02.R Third Party Review Findings

  • [TPR-02-001][medium] compiler/ori_llvm/tests/aot/higher_order.rs:792 — The new nested-closure RC matrix still misses the borrowed-parameter re-capture path that the ownership-plumbing change explicitly claims to handle. Resolved: Validated and integrated on 2026-03-20. Added test_nested_closure_borrowed_str_param and test_nested_closure_borrowed_list_param as permanent regression tests covering nested re-capture of borrowed fat parameters (str + [int]). Both pass debug/release, leak-check clean. Evidence: The new tests at higher_order.rs:792-889 cover nested re-capture of local fat values (str, [int], closure, multi-capture, triple nest), but none exercise a nested closure re-capturing a fat value that entered the outer function as a borrowed parameter. The new code and comments in define_phase.rs:400-411, context.rs:254-260, and closures.rs:86-98,154-157 introduce lambda_capture_ownership specifically for borrowed-vs-owned capture handling. I verified the missing matrix cell ad hoc on 2026-03-20 with /tmp/review_nested_borrowed_param.ori; it passed under both target/debug/ori and target/release/ori with ORI_CHECK_LEAKS=1, so this is a coverage gap rather than a live failure. Impact: This branch changed ownership-sensitive closure code without landing a permanent semantic pin for the exact borrowed nested-capture path it reasons about. A future regression in that path would not be caught by the committed higher-order matrix, violating the matrix-testing requirements in CLAUDE.md and .claude/rules/tests.md. Required plan update: Add a committed AOT regression test for nested closure re-capture of a borrowed fat parameter (at minimum str, ideally one additional RC-managed type) and count it in Section 02.4 / 02.N verification instead of relying on ad hoc validation.

02.N Completion Checklist

  • Closure capturing str compiles and runs correctly in AOT — test_closure_capture_heap_str (2026-03-18)

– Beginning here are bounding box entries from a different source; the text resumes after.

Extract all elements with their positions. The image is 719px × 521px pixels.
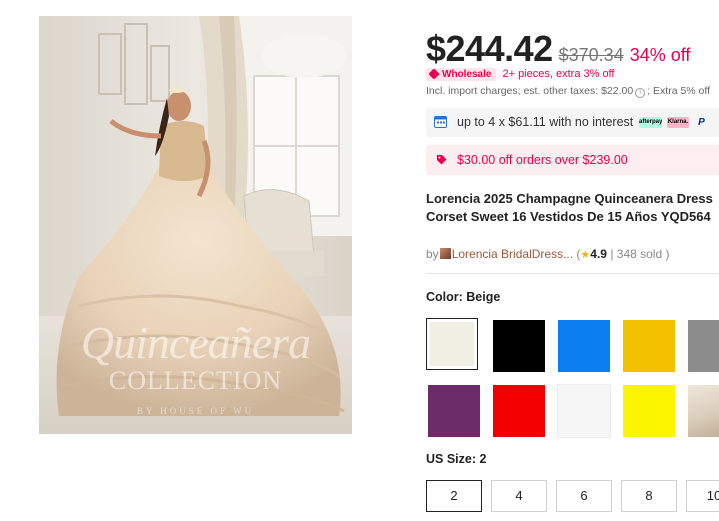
afterpay-logo-icon: afterpay <box>639 117 662 128</box>
tag-icon <box>428 68 440 80</box>
swatch-fill <box>688 385 719 437</box>
swatch-fill <box>558 320 610 372</box>
close-paren: ) <box>662 247 670 261</box>
installment-banner[interactable]: up to 4 x $61.11 with no interest afterp… <box>426 108 719 137</box>
seller-avatar[interactable] <box>439 248 451 259</box>
color-swatch-gray[interactable] <box>688 320 719 372</box>
size-option-4[interactable]: 4 <box>491 480 547 512</box>
rating-separator: | <box>606 247 617 261</box>
seller-rating: 4.9 <box>590 247 607 261</box>
swatch-fill <box>428 385 480 437</box>
color-swatch-as-picture[interactable] <box>688 385 719 437</box>
swatch-fill <box>557 384 611 438</box>
calendar-icon <box>434 116 447 128</box>
original-price: $370.34 <box>558 45 624 65</box>
swatch-fill <box>688 320 719 372</box>
wholesale-offer: 2+ pieces, extra 3% off <box>502 68 615 80</box>
product-title-line-2: Corset Sweet 16 Vestidos De 15 Años YQD5… <box>426 209 711 224</box>
product-info: $244.42 $370.34 34% off Wholesale 2+ pieces… <box>426 0 719 521</box>
color-label: Color: Beige <box>426 290 501 304</box>
discount-percent: 34% off <box>629 45 691 65</box>
tax-text: Incl. import charges; est. other taxes: … <box>426 85 634 97</box>
color-swatch-purple[interactable] <box>428 385 480 437</box>
swatch-fill <box>493 320 545 372</box>
wholesale-row: Wholesale 2+ pieces, extra 3% off <box>426 68 614 81</box>
product-image[interactable]: Quinceañera COLLECTION BY HOUSE OF WU <box>39 16 352 434</box>
sold-count: 348 sold <box>616 247 663 261</box>
product-title-line-1: Lorencia 2025 Champagne Quinceanera Dres… <box>426 191 713 206</box>
color-swatch-grid <box>426 318 719 442</box>
current-price: $244.42 <box>426 28 553 69</box>
paypal-logo-icon: P <box>698 117 705 128</box>
swatch-fill <box>430 322 474 366</box>
size-label: US Size: 2 <box>426 452 487 466</box>
star-icon: ★ <box>580 249 591 261</box>
size-option-8[interactable]: 8 <box>621 480 677 512</box>
size-option-6[interactable]: 6 <box>556 480 612 512</box>
seller-row: by Lorencia BridalDress... (★4.9 | 348 so… <box>426 247 670 261</box>
seller-name-link[interactable]: Lorencia BridalDress... <box>452 247 573 261</box>
swatch-fill <box>623 385 675 437</box>
tax-info: Incl. import charges; est. other taxes: … <box>426 85 710 98</box>
color-swatch-beige[interactable] <box>426 318 478 370</box>
color-swatch-gold[interactable] <box>623 320 675 372</box>
wholesale-badge[interactable]: Wholesale <box>426 68 497 81</box>
extra-discount-text: ; Extra 5% off <box>647 85 711 97</box>
installment-text: up to 4 x $61.11 with no interest <box>457 115 634 129</box>
seller-prefix: by <box>426 247 439 261</box>
coupon-text: $30.00 off orders over $239.00 <box>457 153 628 167</box>
color-swatch-red[interactable] <box>493 385 545 437</box>
product-title: Lorencia 2025 Champagne Quinceanera Dres… <box>426 190 719 226</box>
color-swatch-black[interactable] <box>493 320 545 372</box>
swatch-fill <box>493 385 545 437</box>
size-option-10[interactable]: 10 <box>686 480 719 512</box>
swatch-fill <box>623 320 675 372</box>
wholesale-badge-label: Wholesale <box>442 69 492 80</box>
size-option-2[interactable]: 2 <box>426 480 482 512</box>
coupon-tag-icon <box>437 155 447 165</box>
dress-photo <box>39 16 352 434</box>
color-swatch-blue[interactable] <box>558 320 610 372</box>
info-icon[interactable]: i <box>635 88 646 98</box>
color-swatch-white[interactable] <box>557 384 611 438</box>
price-row: $244.42 $370.34 34% off <box>426 28 690 70</box>
divider <box>426 273 719 274</box>
color-swatch-yellow[interactable] <box>623 385 675 437</box>
coupon-banner[interactable]: $30.00 off orders over $239.00 <box>426 145 719 175</box>
klarna-logo-icon: Klarna. <box>667 117 689 128</box>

  • Closure capturing [T] compiles and runs correctly in AOT — test_closure_capture_list (2026-03-18)
  • Closure capturing struct with fat fields compiles and runs correctly — test_fm_capture_struct_fat passes (2026-03-18)
  • Closure capturing another closure compiles and runs correctly — test_closure_capturing_closure. Fixed codegen bug: closure env drop function was passing { ptr, ptr } to ori_rc_dec instead of extracting env_ptr. (2026-03-19)

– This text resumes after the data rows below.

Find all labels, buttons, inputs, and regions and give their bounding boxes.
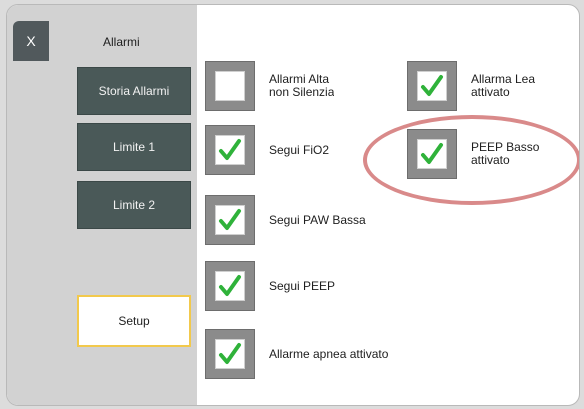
check-icon: [219, 275, 241, 296]
option-segui-fio2[interactable]: Segui FiO2: [205, 125, 329, 175]
setup-button[interactable]: Setup: [77, 295, 191, 347]
option-label: Allarma Lea attivato: [471, 73, 536, 99]
checkbox[interactable]: [205, 195, 255, 245]
option-label: Segui PEEP: [269, 279, 336, 293]
checkbox-box: [215, 339, 245, 369]
storia-allarmi-button[interactable]: Storia Allarmi: [77, 67, 191, 115]
option-label: Allarmi Alta non Silenzia: [269, 73, 335, 99]
page-title: Allarmi: [103, 35, 140, 49]
limite-1-button[interactable]: Limite 1: [77, 123, 191, 171]
checkbox-box: [417, 71, 447, 101]
option-allarmi-alta[interactable]: Allarmi Alta non Silenzia: [205, 61, 334, 111]
checkbox[interactable]: [205, 261, 255, 311]
option-label: Segui PAW Bassa: [269, 213, 366, 227]
left-panel: X Allarmi Storia Allarmi Limite 1 Limite…: [7, 5, 197, 405]
checkbox[interactable]: [205, 61, 255, 111]
option-allarme-apnea[interactable]: Allarme apnea attivato: [205, 329, 388, 379]
highlight-ellipse: [363, 115, 579, 205]
limite-2-button[interactable]: Limite 2: [77, 181, 191, 229]
alarm-settings-window: X Allarmi Storia Allarmi Limite 1 Limite…: [6, 4, 580, 406]
checkbox-box: [215, 71, 245, 101]
check-icon: [219, 343, 241, 364]
close-button[interactable]: X: [13, 21, 49, 61]
check-icon: [219, 139, 241, 160]
option-label: Segui FiO2: [269, 143, 330, 157]
checkbox-box: [215, 205, 245, 235]
option-label: Allarme apnea attivato: [269, 347, 389, 361]
checkbox[interactable]: [205, 125, 255, 175]
checkbox-box: [215, 271, 245, 301]
checkbox[interactable]: [205, 329, 255, 379]
option-segui-peep[interactable]: Segui PEEP: [205, 261, 335, 311]
option-allarma-lea[interactable]: Allarma Lea attivato: [407, 61, 535, 111]
check-icon: [421, 75, 443, 96]
option-segui-paw-bassa[interactable]: Segui PAW Bassa: [205, 195, 366, 245]
check-icon: [219, 209, 241, 230]
checkbox[interactable]: [407, 61, 457, 111]
checkbox-box: [215, 135, 245, 165]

  • Nested closures with fat captures compile and run correctly — test_nested_closure_fat_capture (2026-03-19)
  • Multi-capture (str + [int]) compiles and runs correctly — test_closure_multi_capture (2026-03-18)

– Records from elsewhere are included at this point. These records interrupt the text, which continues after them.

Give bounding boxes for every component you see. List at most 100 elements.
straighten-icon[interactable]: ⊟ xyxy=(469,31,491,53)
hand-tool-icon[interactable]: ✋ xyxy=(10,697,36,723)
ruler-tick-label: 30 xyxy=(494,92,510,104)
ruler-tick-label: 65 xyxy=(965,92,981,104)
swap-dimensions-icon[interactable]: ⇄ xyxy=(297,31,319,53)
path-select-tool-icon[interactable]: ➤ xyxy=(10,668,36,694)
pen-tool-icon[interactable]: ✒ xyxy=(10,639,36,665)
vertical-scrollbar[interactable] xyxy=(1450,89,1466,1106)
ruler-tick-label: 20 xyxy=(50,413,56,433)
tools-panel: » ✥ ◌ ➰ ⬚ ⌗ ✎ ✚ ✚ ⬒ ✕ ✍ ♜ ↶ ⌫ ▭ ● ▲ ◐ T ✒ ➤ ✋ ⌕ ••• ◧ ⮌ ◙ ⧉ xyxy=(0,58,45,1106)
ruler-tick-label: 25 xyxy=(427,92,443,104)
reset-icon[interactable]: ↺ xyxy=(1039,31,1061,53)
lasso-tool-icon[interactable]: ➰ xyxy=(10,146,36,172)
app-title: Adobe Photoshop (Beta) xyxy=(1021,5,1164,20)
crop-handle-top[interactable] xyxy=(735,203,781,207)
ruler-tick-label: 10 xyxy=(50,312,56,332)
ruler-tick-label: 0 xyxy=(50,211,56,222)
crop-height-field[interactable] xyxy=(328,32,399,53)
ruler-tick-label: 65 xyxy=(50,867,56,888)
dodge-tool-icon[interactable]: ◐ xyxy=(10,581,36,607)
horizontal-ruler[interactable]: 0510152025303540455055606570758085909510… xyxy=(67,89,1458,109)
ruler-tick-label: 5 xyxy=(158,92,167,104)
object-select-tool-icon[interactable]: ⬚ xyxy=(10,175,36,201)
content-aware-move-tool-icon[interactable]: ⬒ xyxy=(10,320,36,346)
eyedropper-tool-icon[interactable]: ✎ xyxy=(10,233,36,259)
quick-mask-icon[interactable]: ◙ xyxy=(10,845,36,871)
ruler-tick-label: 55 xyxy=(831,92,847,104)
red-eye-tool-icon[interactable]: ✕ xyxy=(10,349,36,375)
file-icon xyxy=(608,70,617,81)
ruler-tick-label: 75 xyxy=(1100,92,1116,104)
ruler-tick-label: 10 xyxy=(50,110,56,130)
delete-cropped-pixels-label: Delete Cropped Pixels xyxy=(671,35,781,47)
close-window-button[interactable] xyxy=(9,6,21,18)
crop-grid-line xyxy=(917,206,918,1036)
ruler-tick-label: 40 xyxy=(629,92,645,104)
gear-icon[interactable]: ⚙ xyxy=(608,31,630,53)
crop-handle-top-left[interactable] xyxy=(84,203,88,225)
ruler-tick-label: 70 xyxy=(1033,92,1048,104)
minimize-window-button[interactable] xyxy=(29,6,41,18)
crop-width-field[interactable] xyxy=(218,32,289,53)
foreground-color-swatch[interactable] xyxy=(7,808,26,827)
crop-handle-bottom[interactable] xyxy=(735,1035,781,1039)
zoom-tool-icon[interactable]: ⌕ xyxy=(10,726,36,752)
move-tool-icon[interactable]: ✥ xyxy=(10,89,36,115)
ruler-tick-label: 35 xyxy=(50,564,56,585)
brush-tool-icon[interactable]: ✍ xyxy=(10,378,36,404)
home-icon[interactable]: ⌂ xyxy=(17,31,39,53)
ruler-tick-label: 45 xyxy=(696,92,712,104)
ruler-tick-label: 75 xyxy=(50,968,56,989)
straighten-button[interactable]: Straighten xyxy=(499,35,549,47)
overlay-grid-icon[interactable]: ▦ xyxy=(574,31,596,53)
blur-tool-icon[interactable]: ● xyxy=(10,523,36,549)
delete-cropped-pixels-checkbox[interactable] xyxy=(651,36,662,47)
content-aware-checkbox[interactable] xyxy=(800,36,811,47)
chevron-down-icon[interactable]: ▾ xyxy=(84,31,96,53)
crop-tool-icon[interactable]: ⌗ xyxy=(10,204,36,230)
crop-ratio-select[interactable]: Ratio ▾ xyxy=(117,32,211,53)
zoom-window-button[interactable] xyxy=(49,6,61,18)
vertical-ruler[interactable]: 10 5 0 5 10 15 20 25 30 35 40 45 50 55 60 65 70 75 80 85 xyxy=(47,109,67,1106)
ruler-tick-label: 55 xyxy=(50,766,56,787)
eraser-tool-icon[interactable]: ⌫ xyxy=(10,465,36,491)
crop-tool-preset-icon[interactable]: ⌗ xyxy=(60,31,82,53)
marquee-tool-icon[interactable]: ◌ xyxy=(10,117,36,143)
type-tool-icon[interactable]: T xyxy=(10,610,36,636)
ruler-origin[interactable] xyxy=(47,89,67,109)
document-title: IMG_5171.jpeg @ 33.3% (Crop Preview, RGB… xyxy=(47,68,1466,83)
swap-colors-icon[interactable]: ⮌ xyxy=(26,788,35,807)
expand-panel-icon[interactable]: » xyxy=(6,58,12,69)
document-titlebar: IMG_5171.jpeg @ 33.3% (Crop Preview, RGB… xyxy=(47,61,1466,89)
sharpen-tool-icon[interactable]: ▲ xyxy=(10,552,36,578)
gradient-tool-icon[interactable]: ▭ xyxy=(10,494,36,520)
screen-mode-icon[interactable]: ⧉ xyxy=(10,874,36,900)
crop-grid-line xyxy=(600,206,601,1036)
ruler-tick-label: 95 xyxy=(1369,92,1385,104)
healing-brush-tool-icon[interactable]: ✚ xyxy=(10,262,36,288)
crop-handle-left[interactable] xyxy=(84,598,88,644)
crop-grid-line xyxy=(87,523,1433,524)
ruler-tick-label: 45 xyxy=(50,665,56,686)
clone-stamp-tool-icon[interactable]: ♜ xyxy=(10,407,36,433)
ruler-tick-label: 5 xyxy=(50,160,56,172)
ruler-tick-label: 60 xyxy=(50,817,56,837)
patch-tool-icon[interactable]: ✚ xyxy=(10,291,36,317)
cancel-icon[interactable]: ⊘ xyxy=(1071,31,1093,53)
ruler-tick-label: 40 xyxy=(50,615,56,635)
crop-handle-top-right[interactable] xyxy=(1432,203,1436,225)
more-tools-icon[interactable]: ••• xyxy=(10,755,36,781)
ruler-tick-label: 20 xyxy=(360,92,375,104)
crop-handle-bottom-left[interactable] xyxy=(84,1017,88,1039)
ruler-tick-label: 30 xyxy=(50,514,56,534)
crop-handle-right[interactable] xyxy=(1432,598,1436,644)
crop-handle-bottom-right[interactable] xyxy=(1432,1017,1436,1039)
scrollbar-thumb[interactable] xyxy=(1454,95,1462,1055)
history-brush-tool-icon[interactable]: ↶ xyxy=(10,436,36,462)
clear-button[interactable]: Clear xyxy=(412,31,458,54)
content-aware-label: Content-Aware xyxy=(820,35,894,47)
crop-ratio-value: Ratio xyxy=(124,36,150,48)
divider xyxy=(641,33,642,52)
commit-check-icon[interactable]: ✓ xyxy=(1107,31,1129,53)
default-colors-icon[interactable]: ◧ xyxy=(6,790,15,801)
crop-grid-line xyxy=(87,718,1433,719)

  • Closure capturing tuple (str, int) compiles and runs correctly — verified in AOT (2026-03-18)
  • Closure returned from function with fat capture compiles and runs correctly — test_closure_returned_from_function (2026-03-19)
  • No unresolved type variables (Idx(N)) reach LLVM codegen — verified: types are correct (ptr dereferenceable(24)) (2026-03-18)
  • No _ori_drop$N functions with wrong size — verified: _ori_drop$202 uses 24 bytes (correct for str) (2026-03-18)
  • All _ori_partial_N thunks have correct parameter types — verified: @_ori_partial_1(ptr, ptr) (2026-03-18)
  • ./test-all.sh green — 12,972 pass, 0 fail (2026-03-18)
  • ./clippy-all.sh green (2026-03-18)
  • Valgrind clean on all closure-capturing-fat-pointer tests (2026-03-18)
  • J17 re-run: AOT produces exit code 10 (matching eval), leak check clean, Valgrind clean (2026-03-18)

Exit Criteria: ORI_LOG=error ori build on all test programs above produces zero “unresolved type variable” errors, AND diagnostics/dual-exec-verify.sh reports 0 mismatches for all test programs, AND diagnostics/valgrind-aot.sh reports 0 errors.